In his book After Virtue, Alasdair MacIntyre considers most moral philosophy since the Enlightenment to have made a fundamental error: Enlightenment-era instrumental rationality divorces itself from its historical foundations. The rational subject is always embedded in an historical context which interacts with that subject in the present. The concepts we have at our disposal in modernity, and the stories we tell ourselves, are part of a tradition which has its roots in ancient myths, so to ignore these proto-stories—or worse, to deny our involvement in these traditions—is to be intellectually dishonest. To MacIntyre, this is exactly what modern moral philosophy has been doing.
The consequences of this error for Enlightenment-era philosophy are manifold: the futile search for a universal, ahistorical ground for morality, the abandoning of Aristotelian teleology—that humans have a proper end—and a singular focus on the individual at the expense of community.
MacIntyre recommends Aristotelian virtue ethics as an antidote for modern ethics. Aristotle gives us a link between the moral life and the political life, something missing from Enlightenment-era ethical theories. For Aristotle, the virtues both necessitate and are necessary for the rational community they are imbedded in; to live a moral life means nothing without a well run polis, and a successful politics is impossible without the flourishing of its participants—their achieving eudaimonia.
But MacIntyre criticises Aristotle for falling prey to the same ahistoricism of modern moral philosophy.

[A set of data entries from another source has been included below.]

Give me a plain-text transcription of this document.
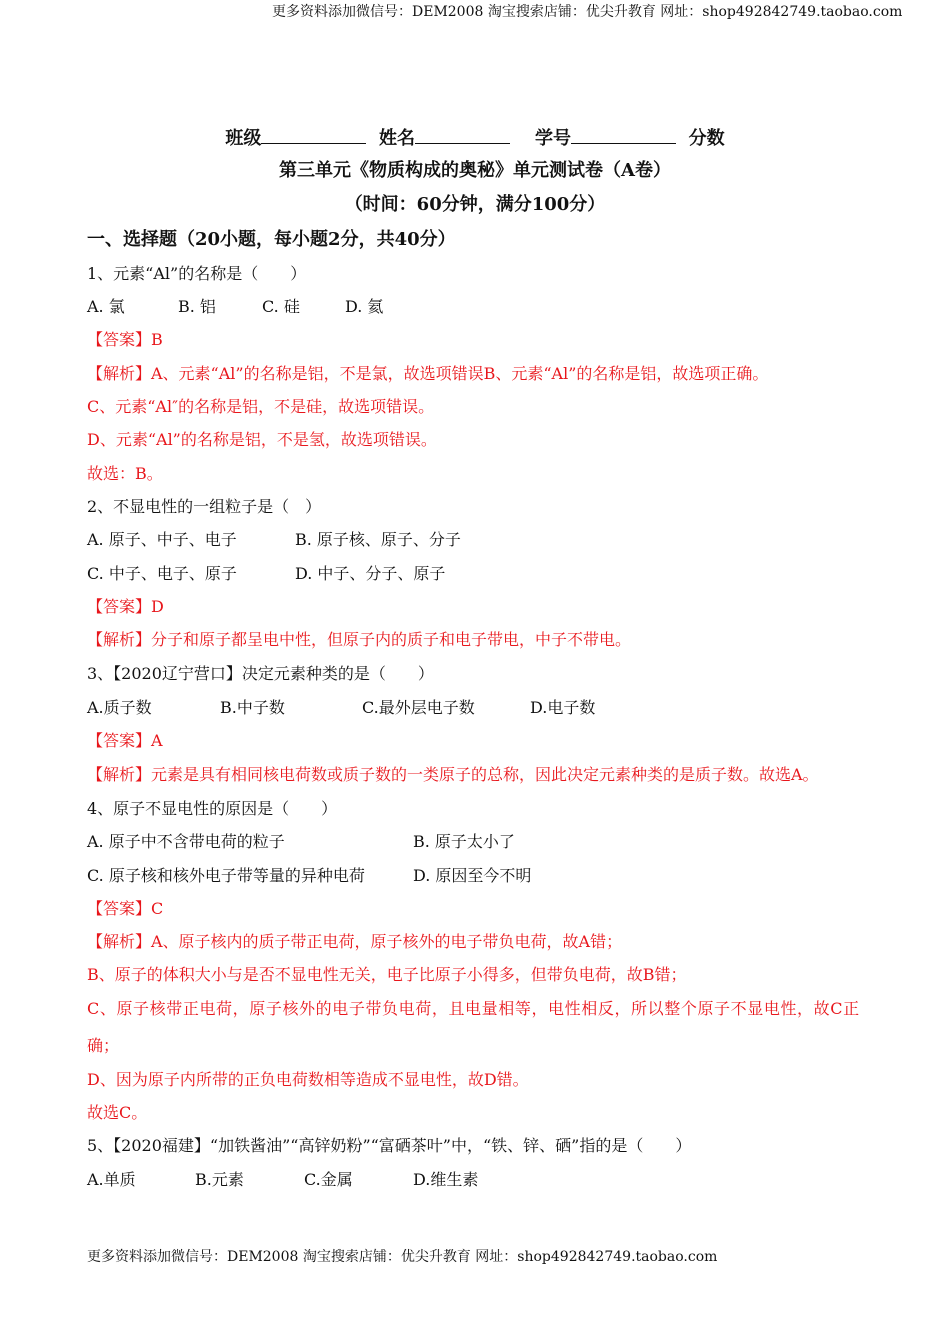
更多资料添加微信号：DEM2008 淘宝搜索店铺：优尖升教育 网址：shop492842749.taobao.com
班级	姓名	学号	分数
第三单元《物质构成的奥秘》单元测试卷（A卷）
（时间：60分钟，满分100分）
一、选择题（20小题，每小题2分，共40分）
1、元素“Al”的名称是（　　）
A. 氯	B. 铝	C. 硅	D. 氦
【答案】B
【解析】A、元素“Al”的名称是铝，不是氯，故选项错误B、元素“Al”的名称是铝，故选项正确。
C、元素“Al″的名称是铝，不是硅，故选项错误。
D、元素“Al”的名称是铝，不是氢，故选项错误。
故选：B。
2、不显电性的一组粒子是（　）
A. 原子、中子、电子	B. 原子核、原子、分子
C. 中子、电子、原子	D. 中子、分子、原子
【答案】D
【解析】分子和原子都呈电中性，但原子内的质子和电子带电，中子不带电。
3、【2020辽宁营口】决定元素种类的是（　　）
A.质子数	B.中子数	C.最外层电子数	D.电子数
【答案】A
【解析】元素是具有相同核电荷数或质子数的一类原子的总称，因此决定元素种类的是质子数。故选A。
4、原子不显电性的原因是（　　）
A. 原子中不含带电荷的粒子	B. 原子太小了
C. 原子核和核外电子带等量的异种电荷	D. 原因至今不明
【答案】C
【解析】A、原子核内的质子带正电荷，原子核外的电子带负电荷，故A错；
B、原子的体积大小与是否不显电性无关，电子比原子小得多，但带负电荷，故B错；
C、原子核带正电荷，原子核外的电子带负电荷，且电量相等，电性相反，所以整个原子不显电性，故C正
确；
D、因为原子内所带的正负电荷数相等造成不显电性，故D错。
故选C。
5、【2020福建】“加铁酱油”“高锌奶粉”“富硒茶叶”中，“铁、锌、硒”指的是（　　）
A.单质	B.元素	C.金属	D.维生素
更多资料添加微信号：DEM2008 淘宝搜索店铺：优尖升教育 网址：shop492842749.taobao.com
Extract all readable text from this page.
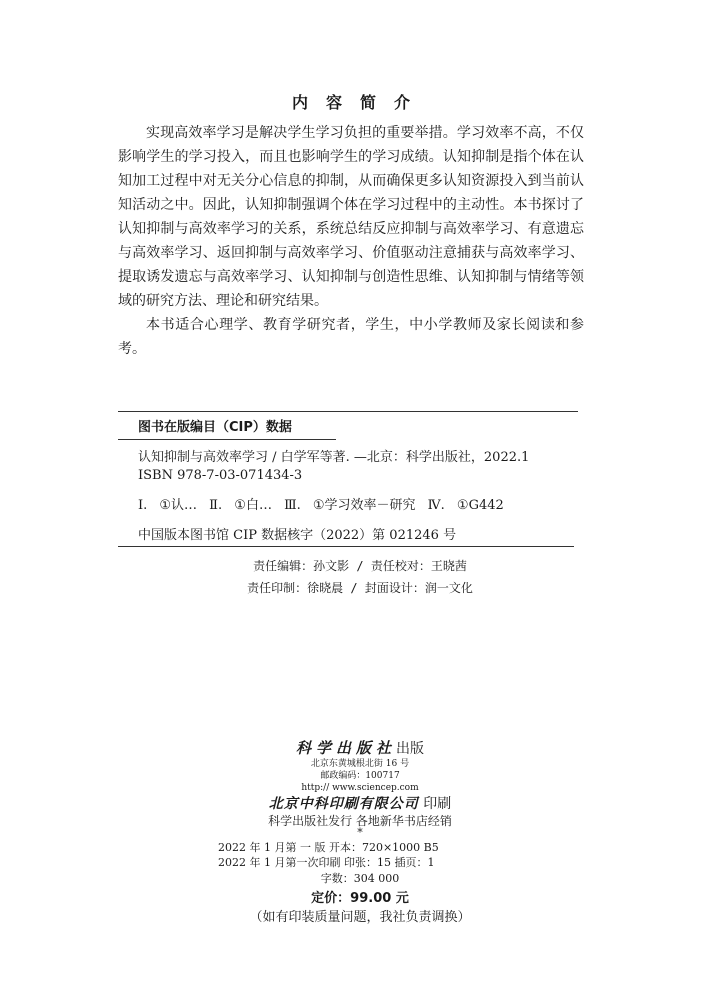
内容简介

实现高效率学习是解决学生学习负担的重要举措。学习效率不高，不仅影响学生的学习投入，而且也影响学生的学习成绩。认知抑制是指个体在认知加工过程中对无关分心信息的抑制，从而确保更多认知资源投入到当前认知活动之中。因此，认知抑制强调个体在学习过程中的主动性。本书探讨了认知抑制与高效率学习的关系，系统总结反应抑制与高效率学习、有意遗忘与高效率学习、返回抑制与高效率学习、价值驱动注意捕获与高效率学习、提取诱发遗忘与高效率学习、认知抑制与创造性思维、认知抑制与情绪等领域的研究方法、理论和研究结果。

本书适合心理学、教育学研究者，学生，中小学教师及家长阅读和参考。

图书在版编目（CIP）数据
认知抑制与高效率学习 / 白学军等著. —北京：科学出版社，2022.1
ISBN 978-7-03-071434-3
Ⅰ. ①认… Ⅱ. ①白… Ⅲ. ①学习效率－研究 Ⅳ. ①G442
中国版本图书馆 CIP 数据核字（2022）第 021246 号
责任编辑：孙文影 / 责任校对：王晓茜
责任印制：徐晓晨 / 封面设计：润一文化
科学出版社出版
北京东黄城根北街 16 号
邮政编码：100717
http:// www.sciencep.com
北京中科印刷有限公司 印刷
科学出版社发行 各地新华书店经销
*
2022 年 1 月第 一 版 开本：720×1000 B5
2022 年 1 月第一次印刷 印张：15 插页：1
字数：304 000
定价：99.00 元
（如有印装质量问题，我社负责调换）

These ahistorical accounts of ethics see conflict as something to be avoided or managed. They understand the ultimate goal of the moral project as the elimination of tragic happenings, those times where suffering is unavoidable. Aristotle believes that a tragedy only occurs because of a personal flaw, a lack in the possession or enacting of the virtues. MacIntyre sees this as a misstep in moral thinking, and a denial of the tragic nature of human life. On his account of the virtues—an amalgam of Aristotelian and Sophoclean insights—MacIntyre views tragedy as the very stage where exercise of the virtues is most needed; the virtues are there precisely to help us navigate the choppy waters, not eliminate them entirely (as if we could!).
MacIntyre’s understanding of modern moral values and intuitions as part of a cultural tradition is immensely satisfying. It is particularly useful at diffusing the terror which grips those whose seek a universal ground for morality, thinking pure relativism as the only alternative: the virtues are not arbitrary, MacIntyre points out that they are part of this same tradition, a way for the sea-faring Homeric Greeks to remember their cultural past as horse people from the Eurasian steppe.
However, I worry about the rigidity of social roles an enactment of Aristotelian virtue ethics would entail. It seems the possibility of living otherwise is absent on both Aristotle’s and MacIntyre’s account, something I think we should be reticent to give up. Without it, no emancipatory social movements are possible—it is simply immoral for women to demand participation in the public realm, for slaves to demand freedom, or for ‘perverse’ sexualities (to use Foucault’s term) to demand existence. Indeed, Aristotle’s world reflects this lack of freedom.